Digging deeper into David Goggins

Why anyone wanting more out of themselves — which should be all of us — should give Goggins a read

I get it.

Most people, for them, David Goggins is that wild-eyed, shirtless dude yelling “You don’t know me, son,” into the camera while banging out reps on the bench.

Or dropping swears, still yelling into the camera, about why he’s running 20 miles in the desert on just a random day — because you won’t.

A lot of people look past Goggins because he’s a lot. And I get it. I’m a mild-mannered newsman/dad. I only take off my shirt for showers.

But if the only messages you take away from David Goggins are the extreme ones — like if your leg bones start to crack you can wrap them in tape so you can run to the end of Navy SEALs training — you’re missing some really useful, meaningful stuff.

He’s not just that guy. 

If your goals are a bit too ambitious, if they’re a bit too high, or if you’re starting too far down the mountain, he’s your sherpa.

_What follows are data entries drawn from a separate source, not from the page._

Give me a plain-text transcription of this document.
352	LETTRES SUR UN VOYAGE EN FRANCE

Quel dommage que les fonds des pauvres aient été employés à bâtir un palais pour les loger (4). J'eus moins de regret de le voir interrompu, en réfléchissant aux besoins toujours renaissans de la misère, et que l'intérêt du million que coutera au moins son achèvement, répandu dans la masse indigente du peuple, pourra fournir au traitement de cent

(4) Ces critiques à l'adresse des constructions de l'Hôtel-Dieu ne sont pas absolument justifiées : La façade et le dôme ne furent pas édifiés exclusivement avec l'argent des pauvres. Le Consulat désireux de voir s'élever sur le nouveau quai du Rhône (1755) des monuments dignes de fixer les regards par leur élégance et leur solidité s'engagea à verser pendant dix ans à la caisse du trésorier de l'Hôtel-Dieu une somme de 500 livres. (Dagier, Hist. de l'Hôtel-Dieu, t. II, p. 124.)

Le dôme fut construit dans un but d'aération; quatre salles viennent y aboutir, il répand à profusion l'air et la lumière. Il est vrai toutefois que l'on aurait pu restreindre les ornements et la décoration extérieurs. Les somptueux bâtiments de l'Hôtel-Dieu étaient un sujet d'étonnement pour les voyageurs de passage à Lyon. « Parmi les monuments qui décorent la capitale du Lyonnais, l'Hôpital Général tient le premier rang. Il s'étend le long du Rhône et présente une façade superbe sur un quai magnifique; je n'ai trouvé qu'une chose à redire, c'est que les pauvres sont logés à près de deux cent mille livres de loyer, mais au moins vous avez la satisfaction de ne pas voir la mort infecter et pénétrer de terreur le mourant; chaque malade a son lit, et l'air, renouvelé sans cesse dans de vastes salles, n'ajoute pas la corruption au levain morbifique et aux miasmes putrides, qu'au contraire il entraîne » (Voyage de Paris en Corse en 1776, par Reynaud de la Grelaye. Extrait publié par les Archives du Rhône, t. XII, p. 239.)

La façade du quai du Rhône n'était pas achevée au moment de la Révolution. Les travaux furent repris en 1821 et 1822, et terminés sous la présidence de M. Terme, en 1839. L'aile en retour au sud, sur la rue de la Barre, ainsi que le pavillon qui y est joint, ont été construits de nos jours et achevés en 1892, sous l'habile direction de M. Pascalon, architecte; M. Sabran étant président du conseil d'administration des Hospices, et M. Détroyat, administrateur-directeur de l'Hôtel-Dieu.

And if you think you’ve been to the deepest, darkest depths, he’s the Jacques Cousteau who has documentation of things even deeper and darker.

He is the Lewis and Clark of the untamed West of our minds, and he’s brought back maps of how to get deeper into the wilds than anyone before, and how to get back.

After growing up struggling to read; suffering beatings at the hands of his father, having to witness the same happen to his brother and mother; growing up near an active chapter of the Klan and suffering the daily racism that comes along with that; he found himself a grown man, 300 pounds spraying for cockroaches and not happy with any of it.

And apparently, he didn’t know anything about setting goals, because he decided his next step would be to be a Navy SEAL, one of the most demanding, challenging and selective fighting forces in the American military. To have any hope of achieving that goal, not only would he have to lose 100 pounds and catch up a life’s worth of fitness just to qualify for the training and selection process, but he was also still miles away on the academic side.

The simple unembellished details of his life and how he met those goals — and so many more — are inspiring, but honestly what I find so much more valuable are the mental devices he’s created, the perspectives and psychological hacks he’s created to enable him to achieve more than anyone thought that kid from Brazil, Ind., or an overweight, unfulfilled exterminator ever would. And his ability to lay them out. 

The edge

One of the writers I idolized in my college years was Hunter S. Thompson who said this: “The edge … There is no honest way to explain it because the only people who really know where it is are the ones who have gone over.”

That’s Goggins. He’s the Mars rover. He’s a scout on the dark side of the moon, sending back images of things we’d never see without him.

He is willing to push his body till it breaks. Because he wants to be uncommon amongst the uncommon, he’s willing to push farther than the rest of us, and because he’s figured out how to push himself over the edge, he’s reporting back on what we can do to push closer to that edge. 

What do I mean by that? 

I’m thinking of Goggins-isms. Neatly packaged bundles of thoughts that you can unravel when things get hard, or have ready for that eventuality.

Like, the idea of callusing the mind. Not that long ago he held the pull-up record, a feat that required him to destroy his hands and let them callous over. Much the same, to accomplish goals like running the 135-mile Badwater ultra-marathon through Death Valley, he had to callous over his mind.  

That the mind is a governor, he said. Like the device in cars that caps their top speeds, your mind will tell you you’re not capable of things to try to protect you. Having pushed past what his mind said he couldn’t do, having mastered his mind, as he puts it, he knows it’s a lie. And not just in his mind, but your mind.

There is so much in what Goggins is putting out that can help all of us achieve more, not just in running, or pull-ups, but in any goal that means something to us. For me, that’s writing a novel. Putting together something good enough to sell, and for people to read and love and come away thinking differently about themselves in the world around them.

You can’t do that through normal effort, especially not with a family, a demanding career and a long list of other goals. That takes pushing past the governor. And some of these devices — even more than black coffee and Red Bull — can help us do that. 

In the next few posts I hope to unpack and delve deeper into some of my favorite Goggins-isms from his newest book “Never Finished,” — like the moldy cookies in the cookie jar, the personal oath and the one-second decision — In hopes of maybe making them even more relatable and usable.

Because, you see, I’m not a shirtless Navy SEAL running through the desert. I’m just an average dad with a good life that knows that he wants more, knows he’s going to have to work harder to get it and is building on Goggins’ work and research to do just that. Because this work is for anybody looking to get more out of themselves, which should be all of us.